Higher ed job descriptions frequently list 20 or more “main” responsibilities. It’s impossible for an individual to focus on this many priorities. For each role, I’m identifying the five most important things we need the person in this role to accomplish.

4) Put content first.

We’re moving away from having “web writers” vs. “magazine writers” vs. “prospective student materials” writers. We’ve consolidated the responsibility for content development with one group, called Marketing Communications. This will help to ensure that we’re thinking first about identifying the stories that best represent the Columbia College Chicago brand, and then figuring out what audiences to communicate them to in what vehicle. This makes sure we’re making the best use of the content we have, and not duplicating efforts.

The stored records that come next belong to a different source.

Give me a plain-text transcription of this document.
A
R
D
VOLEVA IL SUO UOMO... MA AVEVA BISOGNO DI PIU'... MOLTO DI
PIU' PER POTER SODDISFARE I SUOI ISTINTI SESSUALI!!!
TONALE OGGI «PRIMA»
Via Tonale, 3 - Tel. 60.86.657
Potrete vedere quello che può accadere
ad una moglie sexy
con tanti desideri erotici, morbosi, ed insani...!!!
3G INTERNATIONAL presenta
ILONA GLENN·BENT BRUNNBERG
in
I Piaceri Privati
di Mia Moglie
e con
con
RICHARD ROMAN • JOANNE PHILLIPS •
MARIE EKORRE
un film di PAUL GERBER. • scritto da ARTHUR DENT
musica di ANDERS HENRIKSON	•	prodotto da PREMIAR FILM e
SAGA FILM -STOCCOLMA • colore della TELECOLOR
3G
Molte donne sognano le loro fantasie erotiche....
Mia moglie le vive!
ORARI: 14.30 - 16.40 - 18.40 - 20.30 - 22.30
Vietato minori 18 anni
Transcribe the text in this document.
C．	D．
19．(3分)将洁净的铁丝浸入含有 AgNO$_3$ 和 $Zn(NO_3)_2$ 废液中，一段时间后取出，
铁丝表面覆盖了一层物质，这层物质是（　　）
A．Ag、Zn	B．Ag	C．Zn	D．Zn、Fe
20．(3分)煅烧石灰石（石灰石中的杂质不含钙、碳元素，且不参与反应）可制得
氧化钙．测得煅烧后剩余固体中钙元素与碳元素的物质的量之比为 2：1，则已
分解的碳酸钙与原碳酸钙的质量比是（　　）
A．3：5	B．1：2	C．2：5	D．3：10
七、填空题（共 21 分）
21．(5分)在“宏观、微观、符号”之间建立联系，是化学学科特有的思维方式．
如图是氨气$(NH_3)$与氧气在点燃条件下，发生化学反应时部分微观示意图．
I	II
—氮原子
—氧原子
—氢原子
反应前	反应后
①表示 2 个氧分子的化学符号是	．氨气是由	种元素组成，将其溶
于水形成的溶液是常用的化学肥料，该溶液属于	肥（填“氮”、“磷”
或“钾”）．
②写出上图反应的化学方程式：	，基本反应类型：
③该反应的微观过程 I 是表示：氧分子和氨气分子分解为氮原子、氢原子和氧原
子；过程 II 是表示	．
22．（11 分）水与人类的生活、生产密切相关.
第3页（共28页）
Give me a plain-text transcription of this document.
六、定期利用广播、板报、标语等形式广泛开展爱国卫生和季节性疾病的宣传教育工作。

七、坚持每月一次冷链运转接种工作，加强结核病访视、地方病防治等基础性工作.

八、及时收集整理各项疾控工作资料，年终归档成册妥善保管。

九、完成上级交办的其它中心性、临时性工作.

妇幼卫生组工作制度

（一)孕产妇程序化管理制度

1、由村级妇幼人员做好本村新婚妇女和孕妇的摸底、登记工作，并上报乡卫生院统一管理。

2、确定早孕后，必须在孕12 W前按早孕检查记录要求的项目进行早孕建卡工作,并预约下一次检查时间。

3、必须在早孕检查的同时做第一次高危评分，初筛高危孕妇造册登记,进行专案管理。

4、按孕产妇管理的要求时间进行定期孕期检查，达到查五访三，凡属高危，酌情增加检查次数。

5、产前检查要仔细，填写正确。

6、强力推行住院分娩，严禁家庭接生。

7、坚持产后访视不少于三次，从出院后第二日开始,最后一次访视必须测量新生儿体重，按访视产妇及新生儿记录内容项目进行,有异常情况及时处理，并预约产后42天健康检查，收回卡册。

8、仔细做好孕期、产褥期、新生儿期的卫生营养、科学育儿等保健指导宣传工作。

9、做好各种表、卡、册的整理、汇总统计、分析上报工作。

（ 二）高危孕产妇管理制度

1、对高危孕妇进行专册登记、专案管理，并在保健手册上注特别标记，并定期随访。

5) It’s about the experience.

One of my mantras is that effective branding is 10% what you say and 90% what you do. The experiences that people have with our brand – in class, in the dorm, and on our website – are way more important than our ad campaign ever will be. For this reason, we’re creating the role of User Experience Manager. This person’s job will be to focus on the experiences that people have with us across platforms and over time. Understanding the perspective of our customers and representing their voices in our conversations is a critical part of our Marketing efforts.

6) Identify one person.

We’re working toward assigning every department (academic and non-academic) to an account manager, whose job it will be to understand the client’s marketing and communication needs. This simplifies the process for the clients, who won’t have to keep track of whom to go to for a press release and whom to go to for a website update. But more importantly, it will help us be more consultative vs. order-taking. We want to help internal clients figure out what they need to do to achieve their goals vs. simply giving them what they ask for.

Deborah Maue was recently appointed to the newly created position of Vice President of Strategic Marketing and Communications at Columbia College Chicago, and is a leading voice in higher education marketing.